Wenn Egon Fuchs vom Ornithologischen Verein über Halle-Neustadts Vogelwelt erzählt, erntet er regelmäßig ungläubiges Staunen. „Hier brüten gegenwärtig etwa 80 Vogelarten“, berichtet der emeritierte Agrar-Professor, „und die Zahl wächst“. Zu den neueren Nachbarn gehören Schwarzmilane. Ein Pärchen der imposanten Beutegreifer zog bereits zum zweiten Mal auf einem Strommast unweit der Brücke über die B80 an der Feuerwache Junge groß.

Häufigster Brutvogel im Stadtteil ist die Mönchsgrasmücke. „Als ich 1970 nach Neustadt zog, gab es diesen Sänger mit der auffälligen ,Kappe‘ hier noch gar nicht“, blickt der Halle-Neustädter zurück: „Er gilt als Anzeiger für viel und abwechslungsreiches Grün“.

Dass das in Halle-Neustadt heute so üppig sprießt, ist kein Zufall. Wohl kaum jemand weiß das besser als Volker Reichardt. Als der Gartenbauingenieur 1974 aus Dessau nach Halle-Neustadt zog, dominierten noch Baugruben und Kräne die Stadt – vor allem nördlich der Magistrale.

Traum vom "Paradies"

„In den ersten beiden Wohnkomplexen um Gastronom und Treff zeigte sich aber damals schon wachsendes Grün“, erinnert sich der damalige Abteilungsleiter im VEB Grünanlagen. Die systematische Bepflanzung sei von Anfang an fester Bestandteil aller Planungen für die Neubaustadt gewesen, in die die Chemiearbeiter gemäß der Vision ihrer Gründerväter „nach der Schicht wie in ein ,Paradies‘“ heimkommen sollten.

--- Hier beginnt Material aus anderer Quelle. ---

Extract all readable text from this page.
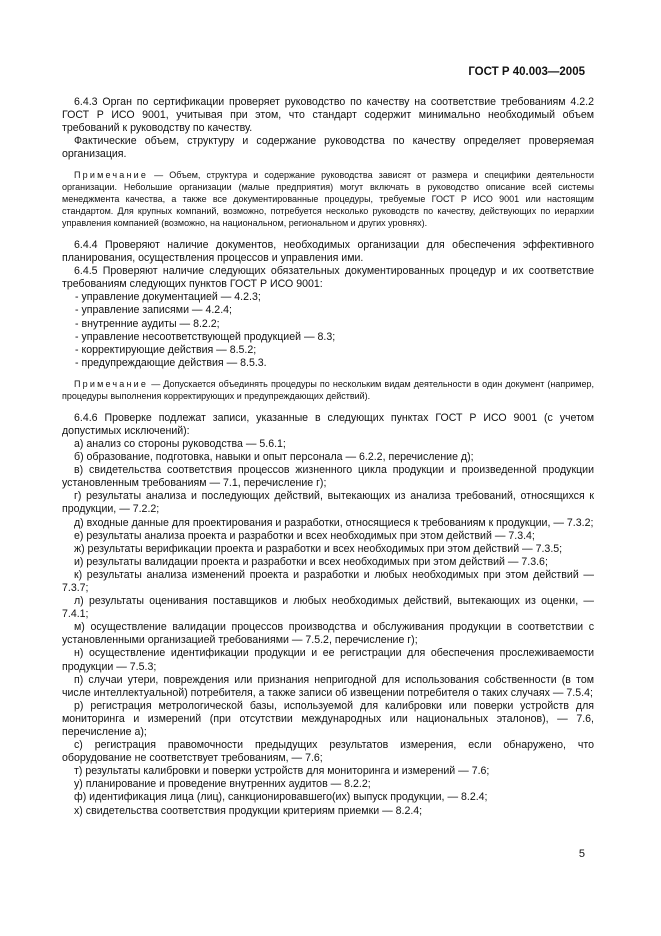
ГОСТ Р 40.003—2005

6.4.3 Орган по сертификации проверяет руководство по качеству на соответствие требованиям 4.2.2 ГОСТ Р ИСО 9001, учитывая при этом, что стандарт содержит минимально необходимый объем требований к руководству по качеству.

Фактические объем, структуру и содержание руководства по качеству определяет проверяемая организация.

Примечание — Объем, структура и содержание руководства зависят от размера и специфики деятельности организации. Небольшие организации (малые предприятия) могут включать в руководство описание всей системы менеджмента качества, а также все документированные процедуры, требуемые ГОСТ Р ИСО 9001 или настоящим стандартом. Для крупных компаний, возможно, потребуется несколько руководств по качеству, действующих по иерархии управления компанией (возможно, на национальном, региональном и других уровнях).

6.4.4 Проверяют наличие документов, необходимых организации для обеспечения эффективного планирования, осуществления процессов и управления ими.

6.4.5 Проверяют наличие следующих обязательных документированных процедур и их соответствие требованиям следующих пунктов ГОСТ Р ИСО 9001:

- управление документацией — 4.2.3;

- управление записями — 4.2.4;

- внутренние аудиты — 8.2.2;

- управление несоответствующей продукцией — 8.3;

- корректирующие действия — 8.5.2;

- предупреждающие действия — 8.5.3.

Примечание — Допускается объединять процедуры по нескольким видам деятельности в один документ (например, процедуры выполнения корректирующих и предупреждающих действий).

6.4.6 Проверке подлежат записи, указанные в следующих пунктах ГОСТ Р ИСО 9001 (с учетом допустимых исключений):

а) анализ со стороны руководства — 5.6.1;

б) образование, подготовка, навыки и опыт персонала — 6.2.2, перечисление д);

в) свидетельства соответствия процессов жизненного цикла продукции и произведенной продукции установленным требованиям — 7.1, перечисление г);

г) результаты анализа и последующих действий, вытекающих из анализа требований, относящихся к продукции, — 7.2.2;

д) входные данные для проектирования и разработки, относящиеся к требованиям к продукции, — 7.3.2;

е) результаты анализа проекта и разработки и всех необходимых при этом действий — 7.3.4;

ж) результаты верификации проекта и разработки и всех необходимых при этом действий — 7.3.5;

и) результаты валидации проекта и разработки и всех необходимых при этом действий — 7.3.6;

к) результаты анализа изменений проекта и разработки и любых необходимых при этом действий — 7.3.7;

л) результаты оценивания поставщиков и любых необходимых действий, вытекающих из оценки, — 7.4.1;

м) осуществление валидации процессов производства и обслуживания продукции в соответствии с установленными организацией требованиями — 7.5.2, перечисление г);

н) осуществление идентификации продукции и ее регистрации для обеспечения прослеживаемости продукции — 7.5.3;

п) случаи утери, повреждения или признания непригодной для использования собственности (в том числе интеллектуальной) потребителя, а также записи об извещении потребителя о таких случаях — 7.5.4;

р) регистрация метрологической базы, используемой для калибровки или поверки устройств для мониторинга и измерений (при отсутствии международных или национальных эталонов), — 7.6, перечисление а);

с) регистрация правомочности предыдущих результатов измерения, если обнаружено, что оборудование не соответствует требованиям, — 7.6;

т) результаты калибровки и поверки устройств для мониторинга и измерений — 7.6;

у) планирование и проведение внутренних аудитов — 8.2.2;

ф) идентификация лица (лиц), санкционировавшего(их) выпуск продукции, — 8.2.4;

х) свидетельства соответствия продукции критериям приемки — 8.2.4;

5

Dafür seien nicht nur die zumeist großzügig dimensionierten Freiflächen zwischen den Gebäuden von Grünflächenplanern, Gärtnern und auch Künstlern gestaltet worden, so der heute 74-Jährige: „Auch im grünen Gürtel um die Stadt – von den Saaleauen bis hin zur Heide – haben wir pro Jahr bis zu zehn Hektar aufgeforstet, um das Mikroklima in Neustadt positiv zu beeinflussen.“

Neben vielen Laub- und einigen Nadelhölzern seien insbesondere im I. und II. Wohnkomplex auch zahlreiche Obstbäume in die Erde gekommen. „Sie sollten nicht nur den Vitaminhaushalt, sondern auch die Verbundenheit der aus der ganzen Republik zugezogenen Bewohner mit ihrer neuen Heimatstadt stärken“, verweist Reichardt auf ein wichtiges Kalkül der Grünflächenplaner.

Stadtteil im Wandel

Die Vogelwelt Halle-Neustadts verändert sich mit dem Stadtteil dennoch, seit er existiert. „Ende der 1960-er Jahre war die Haubenlerche hier ein sehr häufiger Brutvogel“, nennt Egon Fuchs ein typisches Beispiel. „Sie liebt Ödland. Als Häuser und Grünanlagen diesen Landschaftstyp verdrängten, verschwand sie leider mit.“ Uferschwalben oder Flussregenpfeifer, die brach liegende Baugruben, Sand- und Kiesberge während der Aufbauphase für die Aufzucht ihrer Jungen nutzten, suche man heute hier ebenfalls vergebens.

„Doch unter dem Strich entdeckten mehr Brutvögel Halle-Neustadt neu als verdrängt wurden“, zieht der 79-Jährige nach fast fünf Jahrzehnten der Beobachtung eine positive Bilanz. So brüteten heute regelmäßig Turmfalken auf Balkonen. „Sie lieben die hohen Gebäude.“ Zu den Gewinnern in Neustadt zähle ebenfalls der Grünspecht. Anders als die meisten seiner Artgenossen suche er im Erdboden nach Ameisenhöhlen. Waldohreulen freuten sich über die inzwischen großgewachsenen Bäume im Stadtteil, wo sie alte Krähen- oder Elsternester für ihre Eiablage nutzten. Auch der größte Elstern-Schlafplatz weit und breit befindet sich Fuchs zufolge in Neustadt: „Auf jungen Bäumen am Kirchteich kommen zwischen Dezember und April bis zu 400 von ihnen aus allen Richtungen zusammen, um hier zu übernachten.“

Neulich, beim morgendlichen Joggen, hörte der 79-Jährige im Südpark sogar die Rufe eines Pirols. „Wer weiß“, sagt er, „vielleicht ist er der nächste Vogel, der Neustadt für seine Familienplanung entdeckt …“

Ratgeber

So helft ihr euren gefiederten Nachbarn

Mit den folgenden Tipps können auch Sie zur Vielfalt der Neustädter Vogelwelt beitragen:

  • Nistkästen lassen sich leicht selber bauen und dort anbringen, wo natürliche Höhlen fehlen. Tipps dazu findet ihr z. B. online unter www.nabu.de unter dem Thema „Vögel“.
  • Stellt an heißen Tagen flache Wasserschälchen als Vogeltränken zur Verfügung.
  • Lasst – zum Beispiel in Ihrem Garten – Blühstreifen ungemäht. Mit Blüten, Samen und Insekten bieten diese Areale Vögeln eine wichtige Nahrungsquelle und Verstecke.